# Off-Topic Discussion > Artists' Corner > Art Design >  >  Badge Wing Templates

## ninja9578

These are the templates used to make the task badges for this month.  I'm putting them on the internet so that others can use them to create new badges for the next month and beyond that.  They are Photoshop files, look below for instructions of how to use them.

Basic Task
Basic Task (alternative download)

Advanced Task
Advanced Task (alternative download)

*To Use:*
Load into Photoshop and paste the image that you want to use for the image.  Use the selection's moving tool to put it where you want, you can make the DV logo invisible if you'd like, but make sure that it's centered.

Use the Layers Window to copy and paste the layer that has your image to replace each one of the DV logo images.  Now you can delete the DV logo layers. 

Now you have to merge all of the images together.  Hide all but the first two  layers (by clicking on the eyeball.)  Then Merge the layers together, that function is in the Layers menu.  Now hide all but the next two and merge them too.  Do this for each frame, you should end up with just 6 images.

Now you can close Photoshop and open ImageReady.

Show the Animation window (in the Windows menu,) and click on the pull down menu.  Click "Make Frames from Layers" and you will see your animation scroll out.  Click the play button to make sure that you had everything centered correctly.

Now Save Optimized As..., give it a cool name, in the GIF format.  Upload them.
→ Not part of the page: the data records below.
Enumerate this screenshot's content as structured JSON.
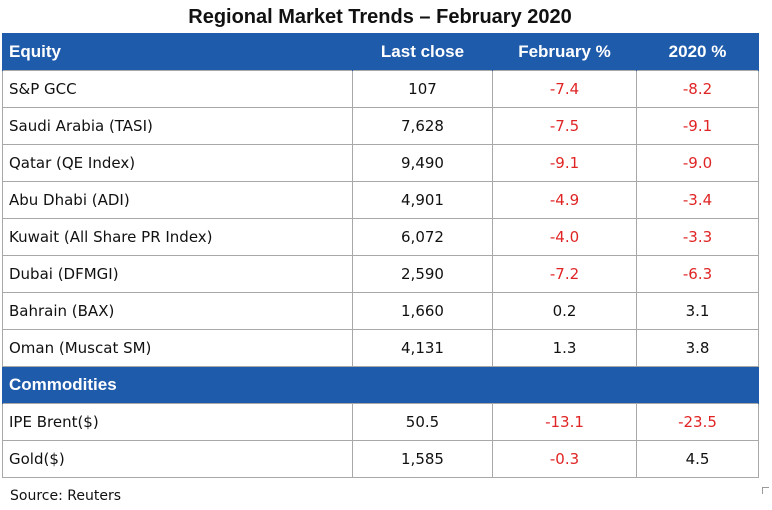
{
  "title": "Regional Market Trends – February 2020",
  "columns": [
    "Equity",
    "Last close",
    "February %",
    "2020 %"
  ],
  "equity_rows": [
    {
      "name": "S&P GCC",
      "last_close": "107",
      "feb": "-7.4",
      "ytd": "-8.2"
    },
    {
      "name": "Saudi Arabia (TASI)",
      "last_close": "7,628",
      "feb": "-7.5",
      "ytd": "-9.1"
    },
    {
      "name": "Qatar (QE Index)",
      "last_close": "9,490",
      "feb": "-9.1",
      "ytd": "-9.0"
    },
    {
      "name": "Abu Dhabi (ADI)",
      "last_close": "4,901",
      "feb": "-4.9",
      "ytd": "-3.4"
    },
    {
      "name": "Kuwait (All Share PR Index)",
      "last_close": "6,072",
      "feb": "-4.0",
      "ytd": "-3.3"
    },
    {
      "name": "Dubai (DFMGI)",
      "last_close": "2,590",
      "feb": "-7.2",
      "ytd": "-6.3"
    },
    {
      "name": "Bahrain (BAX)",
      "last_close": "1,660",
      "feb": "0.2",
      "ytd": "3.1"
    },
    {
      "name": "Oman (Muscat SM)",
      "last_close": "4,131",
      "feb": "1.3",
      "ytd": "3.8"
    }
  ],
  "commodities_label": "Commodities",
  "commodity_rows": [
    {
      "name": "IPE Brent($)",
      "last_close": "50.5",
      "feb": "-13.1",
      "ytd": "-23.5"
    },
    {
      "name": "Gold($)",
      "last_close": "1,585",
      "feb": "-0.3",
      "ytd": "4.5"
    }
  ],
  "source": "Source: Reuters",
  "colors": {
    "header_bg": "#1f5bab",
    "negative": "#e02424",
    "border": "#a8a8a8"
  }
}
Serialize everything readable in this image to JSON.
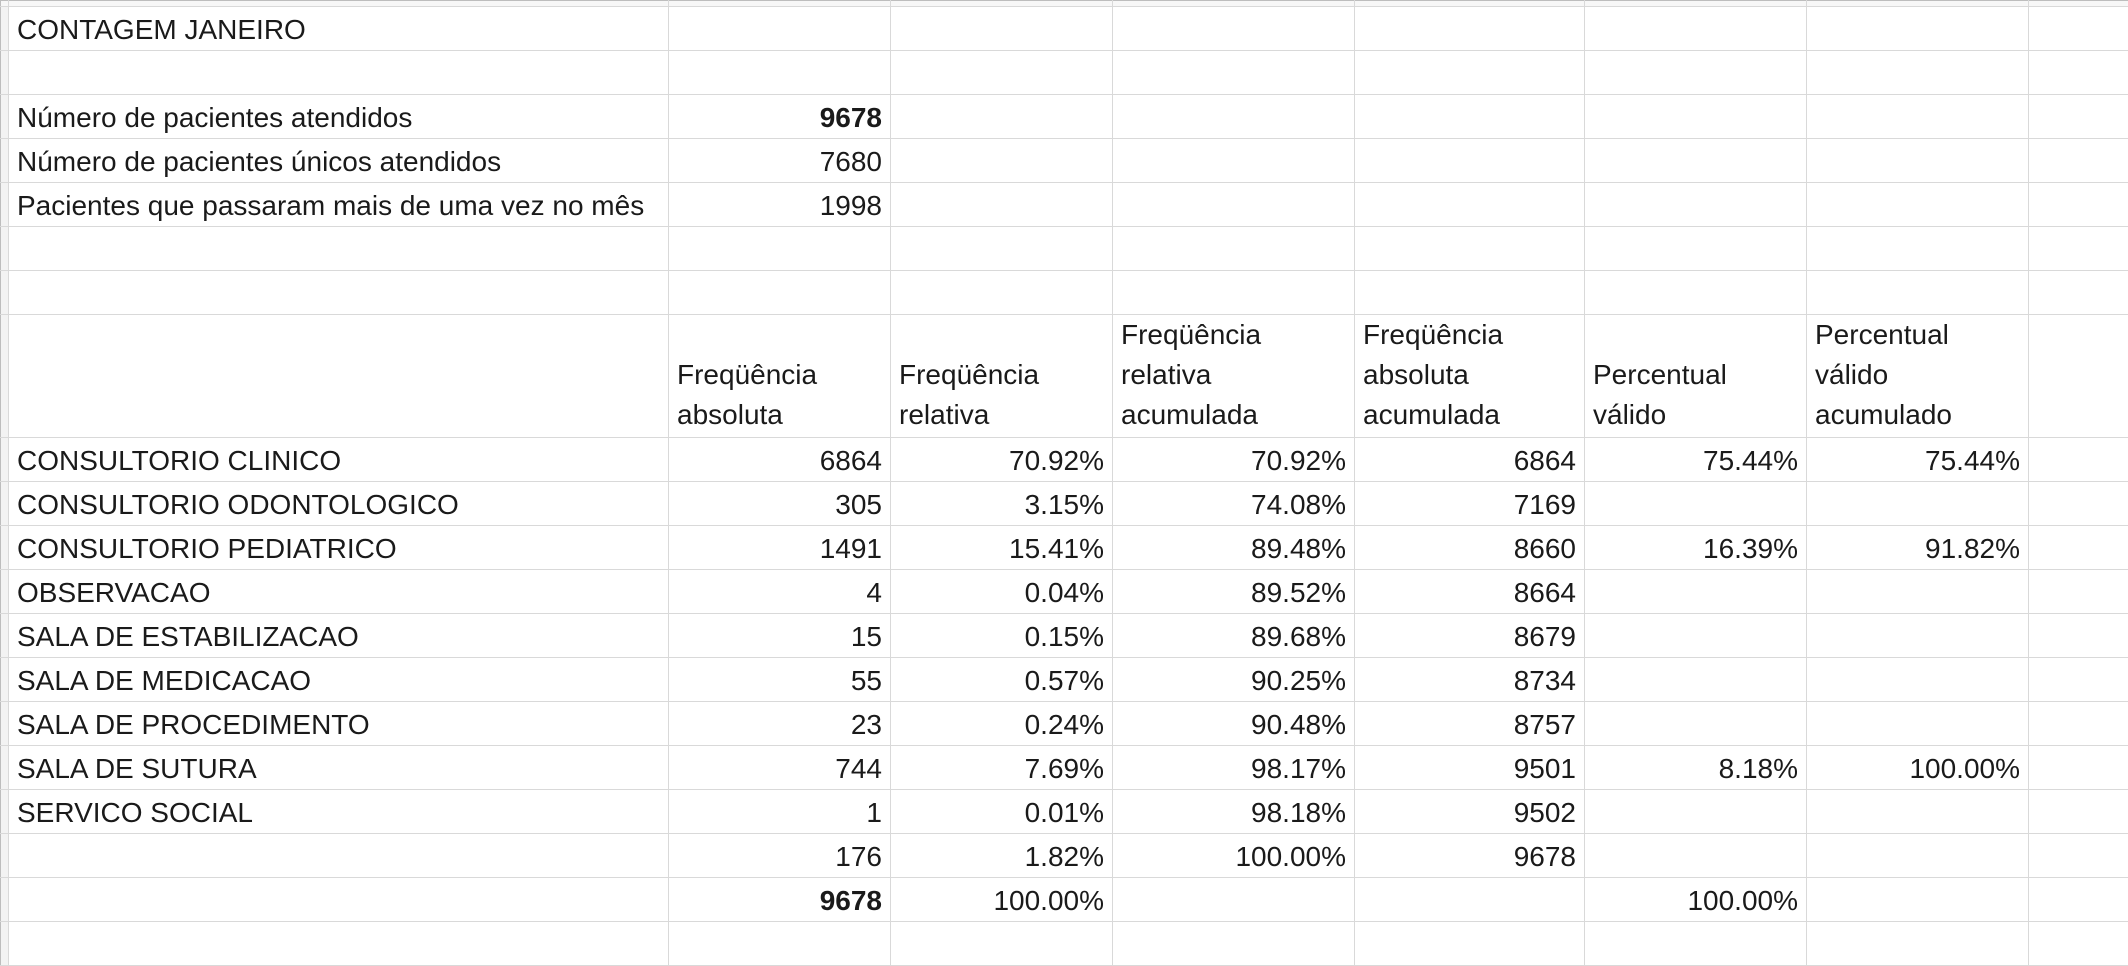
{
  "title": "CONTAGEM JANEIRO",
  "summary": [
    {
      "label": "Número de pacientes atendidos",
      "value": "9678",
      "bold": true
    },
    {
      "label": "Número de pacientes únicos atendidos",
      "value": "7680",
      "bold": false
    },
    {
      "label": "Pacientes que passaram mais de uma vez no mês",
      "value": "1998",
      "bold": false
    }
  ],
  "table": {
    "headers": [
      [
        "Freqüência",
        "absoluta"
      ],
      [
        "Freqüência",
        "relativa"
      ],
      [
        "Freqüência",
        "relativa",
        "acumulada"
      ],
      [
        "Freqüência",
        "absoluta",
        "acumulada"
      ],
      [
        "Percentual",
        "válido"
      ],
      [
        "Percentual",
        "válido",
        "acumulado"
      ]
    ],
    "rows": [
      {
        "label": "CONSULTORIO CLINICO",
        "abs": "6864",
        "rel": "70.92%",
        "rel_acc": "70.92%",
        "abs_acc": "6864",
        "valid": "75.44%",
        "valid_acc": "75.44%"
      },
      {
        "label": "CONSULTORIO ODONTOLOGICO",
        "abs": "305",
        "rel": "3.15%",
        "rel_acc": "74.08%",
        "abs_acc": "7169",
        "valid": "",
        "valid_acc": ""
      },
      {
        "label": "CONSULTORIO PEDIATRICO",
        "abs": "1491",
        "rel": "15.41%",
        "rel_acc": "89.48%",
        "abs_acc": "8660",
        "valid": "16.39%",
        "valid_acc": "91.82%"
      },
      {
        "label": "OBSERVACAO",
        "abs": "4",
        "rel": "0.04%",
        "rel_acc": "89.52%",
        "abs_acc": "8664",
        "valid": "",
        "valid_acc": ""
      },
      {
        "label": "SALA DE ESTABILIZACAO",
        "abs": "15",
        "rel": "0.15%",
        "rel_acc": "89.68%",
        "abs_acc": "8679",
        "valid": "",
        "valid_acc": ""
      },
      {
        "label": "SALA DE MEDICACAO",
        "abs": "55",
        "rel": "0.57%",
        "rel_acc": "90.25%",
        "abs_acc": "8734",
        "valid": "",
        "valid_acc": ""
      },
      {
        "label": "SALA DE PROCEDIMENTO",
        "abs": "23",
        "rel": "0.24%",
        "rel_acc": "90.48%",
        "abs_acc": "8757",
        "valid": "",
        "valid_acc": ""
      },
      {
        "label": "SALA DE SUTURA",
        "abs": "744",
        "rel": "7.69%",
        "rel_acc": "98.17%",
        "abs_acc": "9501",
        "valid": "8.18%",
        "valid_acc": "100.00%"
      },
      {
        "label": "SERVICO SOCIAL",
        "abs": "1",
        "rel": "0.01%",
        "rel_acc": "98.18%",
        "abs_acc": "9502",
        "valid": "",
        "valid_acc": ""
      },
      {
        "label": "",
        "abs": "176",
        "rel": "1.82%",
        "rel_acc": "100.00%",
        "abs_acc": "9678",
        "valid": "",
        "valid_acc": ""
      }
    ],
    "total": {
      "abs": "9678",
      "rel": "100.00%",
      "valid": "100.00%"
    }
  }
}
*I have a Mac, the menu and windows names may be slightly different on a PC, but the steps should be the same.

----------


## ninja9578

*To Use (GIMP)*

Just Saving this area so that an admin can add instructions for GIMP later.  I don't have GIMP so I'm not sure how to do this.  Someone PM me with instructions for GIMP, I realize not everyone can afford Photoshop.

----------


## ninja9578

Damn, it seems that these hosts no longer work.  I'll upload new templates in a few days.

----------